Поговорить Ляпа, конечно, не дал. Почти сразу приволок приемник, врубил на всю катушку очередные нескончаемые новости — одна другой гаже — и, послушав с полминуты, тут же принялся комментировать и возражать, обличать и клеймить стоящую у власти антинародную банду. Оккупационный режим. Помянули по радио Крым некстати — Ляпа прямо взвился до потолка, да еще винтообразно, как штопором раскрученный: «Весь Крым хочет в Россию! Там же сколько русских живет — а в самой России их уже не хватает! Всех русских разбазарили! Они к нам хотят — а вождям хоп-хны! Наплевать и забыть! А вот Чечню эту кромешную, где одни уже черные остались — это нам обязательно надо, чтоб территориальную целостность сблюсти! Это же только нарочно можно: плевать на тех, кто в тебе нуждается, кто тебя любит и к тебе хочет — они, дескать, и так никуда не денутся! И навязываться тем, кому ты на хрен не нужен! Вот навяжешься, дескать, кому не нужен — это победа! А мы побеждать любим! Как можно победить того, кто тебя и без победы любит? Никак! А вот навязаться тому, кто тебя терпеть не может — это победа! И во всем так! Свои великие артисты медяки считают последние, голодают, мрут, как мухи, от инфарктов — и плевать! Свои же! Значит, стерпят! А эту кривоногую сучку из „Богатых“ встречали, будто Риббентроп приехал! Ну а Ковалев этот ваш несгибаемый? Чего права своих человеков защищать! Они и без прав — свои останутся. А вот права чужих, каких угодно ублюдков, но обязательно чтоб чужих, от своих русских защитить — это моментом, это до хрипоты! До полного героизма!»

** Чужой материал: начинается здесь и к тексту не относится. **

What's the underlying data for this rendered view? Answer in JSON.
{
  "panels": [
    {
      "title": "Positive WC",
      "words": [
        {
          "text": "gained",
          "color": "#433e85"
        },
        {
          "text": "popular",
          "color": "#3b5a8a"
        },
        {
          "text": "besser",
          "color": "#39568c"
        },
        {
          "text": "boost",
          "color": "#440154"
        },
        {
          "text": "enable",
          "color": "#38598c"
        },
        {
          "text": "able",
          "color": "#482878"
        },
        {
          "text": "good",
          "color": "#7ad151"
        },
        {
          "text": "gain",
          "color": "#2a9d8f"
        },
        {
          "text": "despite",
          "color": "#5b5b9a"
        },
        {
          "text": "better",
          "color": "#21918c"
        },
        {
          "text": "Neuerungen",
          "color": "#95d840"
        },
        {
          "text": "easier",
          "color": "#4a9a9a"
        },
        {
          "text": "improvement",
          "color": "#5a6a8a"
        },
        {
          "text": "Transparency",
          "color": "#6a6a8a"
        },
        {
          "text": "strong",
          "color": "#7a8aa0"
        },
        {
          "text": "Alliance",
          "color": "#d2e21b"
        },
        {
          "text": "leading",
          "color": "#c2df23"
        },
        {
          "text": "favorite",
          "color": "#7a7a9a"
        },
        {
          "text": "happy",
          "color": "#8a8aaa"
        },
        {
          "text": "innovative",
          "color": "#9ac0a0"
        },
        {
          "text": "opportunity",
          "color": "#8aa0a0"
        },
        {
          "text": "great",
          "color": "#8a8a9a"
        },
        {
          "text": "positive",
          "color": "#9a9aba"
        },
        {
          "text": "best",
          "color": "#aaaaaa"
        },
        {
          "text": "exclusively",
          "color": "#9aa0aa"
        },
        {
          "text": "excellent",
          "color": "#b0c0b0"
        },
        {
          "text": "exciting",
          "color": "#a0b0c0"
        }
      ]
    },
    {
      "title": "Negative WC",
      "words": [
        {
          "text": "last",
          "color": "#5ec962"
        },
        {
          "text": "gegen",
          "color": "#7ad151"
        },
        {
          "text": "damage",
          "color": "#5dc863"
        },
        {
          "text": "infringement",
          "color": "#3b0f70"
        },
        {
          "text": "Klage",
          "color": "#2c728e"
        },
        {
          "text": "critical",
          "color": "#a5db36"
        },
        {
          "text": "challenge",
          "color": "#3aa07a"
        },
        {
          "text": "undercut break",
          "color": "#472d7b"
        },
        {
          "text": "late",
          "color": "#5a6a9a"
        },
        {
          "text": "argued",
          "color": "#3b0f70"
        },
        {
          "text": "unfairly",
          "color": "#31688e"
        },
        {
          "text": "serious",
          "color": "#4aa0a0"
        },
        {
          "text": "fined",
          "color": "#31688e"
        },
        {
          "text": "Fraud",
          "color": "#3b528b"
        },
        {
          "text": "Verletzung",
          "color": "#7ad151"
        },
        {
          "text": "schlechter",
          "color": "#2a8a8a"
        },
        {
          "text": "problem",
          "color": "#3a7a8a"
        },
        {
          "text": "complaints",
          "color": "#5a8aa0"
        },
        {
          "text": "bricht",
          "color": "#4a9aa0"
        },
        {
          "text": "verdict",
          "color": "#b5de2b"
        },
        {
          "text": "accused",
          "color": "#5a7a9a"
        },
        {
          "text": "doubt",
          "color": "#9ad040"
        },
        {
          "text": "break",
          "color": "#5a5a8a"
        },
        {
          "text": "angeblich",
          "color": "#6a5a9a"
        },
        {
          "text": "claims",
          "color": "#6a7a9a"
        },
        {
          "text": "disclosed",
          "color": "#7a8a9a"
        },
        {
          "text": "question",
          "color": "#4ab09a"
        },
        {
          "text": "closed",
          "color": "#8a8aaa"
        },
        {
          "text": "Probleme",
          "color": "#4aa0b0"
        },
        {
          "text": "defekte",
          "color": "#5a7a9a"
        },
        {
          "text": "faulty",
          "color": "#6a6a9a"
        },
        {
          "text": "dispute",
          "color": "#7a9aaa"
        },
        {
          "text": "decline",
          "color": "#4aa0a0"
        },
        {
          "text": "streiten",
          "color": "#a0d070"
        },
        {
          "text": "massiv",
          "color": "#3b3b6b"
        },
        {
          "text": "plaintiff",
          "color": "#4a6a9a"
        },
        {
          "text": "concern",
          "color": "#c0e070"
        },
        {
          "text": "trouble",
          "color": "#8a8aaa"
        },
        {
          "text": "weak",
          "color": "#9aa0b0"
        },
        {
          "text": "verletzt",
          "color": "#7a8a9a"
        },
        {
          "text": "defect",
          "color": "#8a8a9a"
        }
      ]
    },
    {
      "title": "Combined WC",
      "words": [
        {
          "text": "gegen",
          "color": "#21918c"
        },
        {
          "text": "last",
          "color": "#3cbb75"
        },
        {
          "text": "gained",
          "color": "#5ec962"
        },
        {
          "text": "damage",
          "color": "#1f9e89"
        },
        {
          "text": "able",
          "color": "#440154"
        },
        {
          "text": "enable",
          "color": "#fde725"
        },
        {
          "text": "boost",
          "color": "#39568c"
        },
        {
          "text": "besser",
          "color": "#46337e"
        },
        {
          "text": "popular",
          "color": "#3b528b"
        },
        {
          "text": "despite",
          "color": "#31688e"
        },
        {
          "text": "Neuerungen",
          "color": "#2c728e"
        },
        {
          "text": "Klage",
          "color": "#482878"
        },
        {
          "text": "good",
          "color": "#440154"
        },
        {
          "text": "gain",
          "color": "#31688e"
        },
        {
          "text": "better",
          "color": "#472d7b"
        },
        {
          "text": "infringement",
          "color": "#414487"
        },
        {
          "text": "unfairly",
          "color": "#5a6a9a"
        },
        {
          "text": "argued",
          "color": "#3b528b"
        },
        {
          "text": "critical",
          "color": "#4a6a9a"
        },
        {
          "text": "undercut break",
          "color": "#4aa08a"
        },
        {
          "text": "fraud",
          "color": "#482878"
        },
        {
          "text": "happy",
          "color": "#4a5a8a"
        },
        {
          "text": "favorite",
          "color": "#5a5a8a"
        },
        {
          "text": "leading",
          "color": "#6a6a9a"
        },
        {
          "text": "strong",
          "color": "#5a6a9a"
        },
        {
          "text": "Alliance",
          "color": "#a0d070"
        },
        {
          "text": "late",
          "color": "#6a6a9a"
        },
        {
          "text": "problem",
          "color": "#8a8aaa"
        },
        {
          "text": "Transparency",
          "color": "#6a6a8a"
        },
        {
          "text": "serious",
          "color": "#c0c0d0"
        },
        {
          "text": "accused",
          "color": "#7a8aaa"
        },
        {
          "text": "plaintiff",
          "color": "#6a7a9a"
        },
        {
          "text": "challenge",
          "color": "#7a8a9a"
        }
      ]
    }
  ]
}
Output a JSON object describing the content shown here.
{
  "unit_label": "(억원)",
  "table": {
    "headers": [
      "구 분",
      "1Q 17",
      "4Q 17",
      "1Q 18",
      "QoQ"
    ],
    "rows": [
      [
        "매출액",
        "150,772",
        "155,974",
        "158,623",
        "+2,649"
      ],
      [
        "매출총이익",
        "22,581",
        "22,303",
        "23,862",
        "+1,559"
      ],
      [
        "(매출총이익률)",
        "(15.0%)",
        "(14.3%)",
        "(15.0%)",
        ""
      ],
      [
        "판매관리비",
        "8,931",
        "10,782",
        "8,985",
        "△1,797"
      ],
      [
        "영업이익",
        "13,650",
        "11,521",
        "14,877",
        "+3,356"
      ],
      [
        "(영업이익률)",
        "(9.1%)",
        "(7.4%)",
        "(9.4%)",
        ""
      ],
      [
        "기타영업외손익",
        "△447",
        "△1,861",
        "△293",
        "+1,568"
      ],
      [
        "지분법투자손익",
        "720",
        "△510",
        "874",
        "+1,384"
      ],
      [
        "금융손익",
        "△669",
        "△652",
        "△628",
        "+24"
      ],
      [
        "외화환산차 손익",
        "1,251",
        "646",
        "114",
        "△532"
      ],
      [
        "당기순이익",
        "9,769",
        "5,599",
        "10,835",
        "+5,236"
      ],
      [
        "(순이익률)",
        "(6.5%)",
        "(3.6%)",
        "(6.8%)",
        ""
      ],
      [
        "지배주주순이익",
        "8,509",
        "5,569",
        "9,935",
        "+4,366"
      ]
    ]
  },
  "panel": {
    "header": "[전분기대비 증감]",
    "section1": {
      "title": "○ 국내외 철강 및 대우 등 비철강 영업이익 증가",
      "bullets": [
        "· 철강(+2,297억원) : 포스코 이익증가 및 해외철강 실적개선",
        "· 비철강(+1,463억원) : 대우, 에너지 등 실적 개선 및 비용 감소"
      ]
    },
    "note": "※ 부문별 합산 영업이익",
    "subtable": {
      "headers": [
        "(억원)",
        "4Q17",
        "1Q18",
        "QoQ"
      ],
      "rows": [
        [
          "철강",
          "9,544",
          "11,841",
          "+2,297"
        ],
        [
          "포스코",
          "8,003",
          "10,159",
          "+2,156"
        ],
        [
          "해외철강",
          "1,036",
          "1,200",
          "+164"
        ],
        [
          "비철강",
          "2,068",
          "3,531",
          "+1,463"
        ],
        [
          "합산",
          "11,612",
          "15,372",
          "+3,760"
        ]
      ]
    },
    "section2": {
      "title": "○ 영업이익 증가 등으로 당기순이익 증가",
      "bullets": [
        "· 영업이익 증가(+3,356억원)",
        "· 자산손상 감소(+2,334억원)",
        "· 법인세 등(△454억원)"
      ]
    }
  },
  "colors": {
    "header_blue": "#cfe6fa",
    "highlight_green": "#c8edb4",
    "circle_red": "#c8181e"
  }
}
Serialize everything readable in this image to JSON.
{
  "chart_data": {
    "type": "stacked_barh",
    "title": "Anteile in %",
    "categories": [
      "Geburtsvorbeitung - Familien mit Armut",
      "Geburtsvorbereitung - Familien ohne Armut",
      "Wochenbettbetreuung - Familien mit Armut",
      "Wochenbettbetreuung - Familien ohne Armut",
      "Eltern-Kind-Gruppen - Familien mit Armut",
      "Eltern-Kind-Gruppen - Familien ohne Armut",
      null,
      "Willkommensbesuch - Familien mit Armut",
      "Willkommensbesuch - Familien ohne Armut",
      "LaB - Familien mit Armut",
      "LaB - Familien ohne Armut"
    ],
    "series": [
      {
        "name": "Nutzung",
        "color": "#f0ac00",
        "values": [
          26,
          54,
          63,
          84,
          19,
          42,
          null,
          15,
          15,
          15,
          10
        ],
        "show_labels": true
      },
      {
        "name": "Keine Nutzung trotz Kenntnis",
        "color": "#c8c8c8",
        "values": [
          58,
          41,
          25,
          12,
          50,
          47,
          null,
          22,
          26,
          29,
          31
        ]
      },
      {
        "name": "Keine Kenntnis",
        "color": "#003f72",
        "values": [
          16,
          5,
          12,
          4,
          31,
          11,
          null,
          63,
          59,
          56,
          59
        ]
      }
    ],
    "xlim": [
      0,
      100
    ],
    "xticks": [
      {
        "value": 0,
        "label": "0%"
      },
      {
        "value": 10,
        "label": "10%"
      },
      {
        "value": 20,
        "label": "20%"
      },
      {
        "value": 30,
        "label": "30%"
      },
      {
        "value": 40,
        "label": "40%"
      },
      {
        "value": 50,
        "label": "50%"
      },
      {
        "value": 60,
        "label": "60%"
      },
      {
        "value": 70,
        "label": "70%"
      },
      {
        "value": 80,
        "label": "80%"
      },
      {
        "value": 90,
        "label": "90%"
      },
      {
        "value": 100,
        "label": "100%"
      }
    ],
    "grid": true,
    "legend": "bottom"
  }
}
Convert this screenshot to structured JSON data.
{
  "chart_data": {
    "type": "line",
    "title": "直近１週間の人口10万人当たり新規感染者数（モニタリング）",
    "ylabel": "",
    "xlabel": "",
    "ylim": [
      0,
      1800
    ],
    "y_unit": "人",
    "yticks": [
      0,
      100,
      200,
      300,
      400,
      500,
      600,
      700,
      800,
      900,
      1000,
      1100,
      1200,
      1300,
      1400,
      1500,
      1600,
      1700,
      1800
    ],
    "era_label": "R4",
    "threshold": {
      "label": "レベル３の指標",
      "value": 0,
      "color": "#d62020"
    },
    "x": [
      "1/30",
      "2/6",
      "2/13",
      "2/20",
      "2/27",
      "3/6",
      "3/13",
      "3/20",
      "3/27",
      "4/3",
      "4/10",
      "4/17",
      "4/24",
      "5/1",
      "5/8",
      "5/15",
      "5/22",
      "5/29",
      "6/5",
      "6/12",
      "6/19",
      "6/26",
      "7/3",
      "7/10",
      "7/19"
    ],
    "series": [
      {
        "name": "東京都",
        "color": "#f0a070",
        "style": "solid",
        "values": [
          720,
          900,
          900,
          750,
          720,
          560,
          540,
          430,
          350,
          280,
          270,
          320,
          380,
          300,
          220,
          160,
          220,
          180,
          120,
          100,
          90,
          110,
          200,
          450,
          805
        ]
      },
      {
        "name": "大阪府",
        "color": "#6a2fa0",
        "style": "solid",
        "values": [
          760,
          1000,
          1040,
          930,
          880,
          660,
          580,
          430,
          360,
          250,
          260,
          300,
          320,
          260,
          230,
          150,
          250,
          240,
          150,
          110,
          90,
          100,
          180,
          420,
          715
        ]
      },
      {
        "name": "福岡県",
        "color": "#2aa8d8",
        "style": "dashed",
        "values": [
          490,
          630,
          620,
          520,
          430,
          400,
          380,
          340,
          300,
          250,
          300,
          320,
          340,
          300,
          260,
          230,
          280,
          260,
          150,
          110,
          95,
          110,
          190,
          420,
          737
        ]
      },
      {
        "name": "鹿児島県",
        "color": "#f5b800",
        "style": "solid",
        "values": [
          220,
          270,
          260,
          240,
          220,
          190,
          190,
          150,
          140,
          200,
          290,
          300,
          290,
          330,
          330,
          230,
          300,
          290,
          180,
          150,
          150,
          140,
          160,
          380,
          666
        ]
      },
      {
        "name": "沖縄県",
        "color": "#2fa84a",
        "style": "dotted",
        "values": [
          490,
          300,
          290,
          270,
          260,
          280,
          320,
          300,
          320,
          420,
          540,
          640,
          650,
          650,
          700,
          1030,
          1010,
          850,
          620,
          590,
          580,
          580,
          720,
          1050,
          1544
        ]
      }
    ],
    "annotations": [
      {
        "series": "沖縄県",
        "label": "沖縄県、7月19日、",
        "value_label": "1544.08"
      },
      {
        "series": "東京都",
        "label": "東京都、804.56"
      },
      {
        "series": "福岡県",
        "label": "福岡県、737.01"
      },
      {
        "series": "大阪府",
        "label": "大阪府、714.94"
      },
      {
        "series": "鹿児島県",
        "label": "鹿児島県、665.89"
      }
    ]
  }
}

Ну почему, с отчаянием и тоской думал Вербицкий, почему, когда несчастный Ляпа даже то говорит, что я и сам думаю, он ухитряется озвучить это так, что уж и не возражать ему хочется, а просто заткнуть? Потому ли, что он любую мысль доводит до лохматого, буквально пещерного абсурда и становится, как на ладони, видна ее однобокость и напоенность злобой?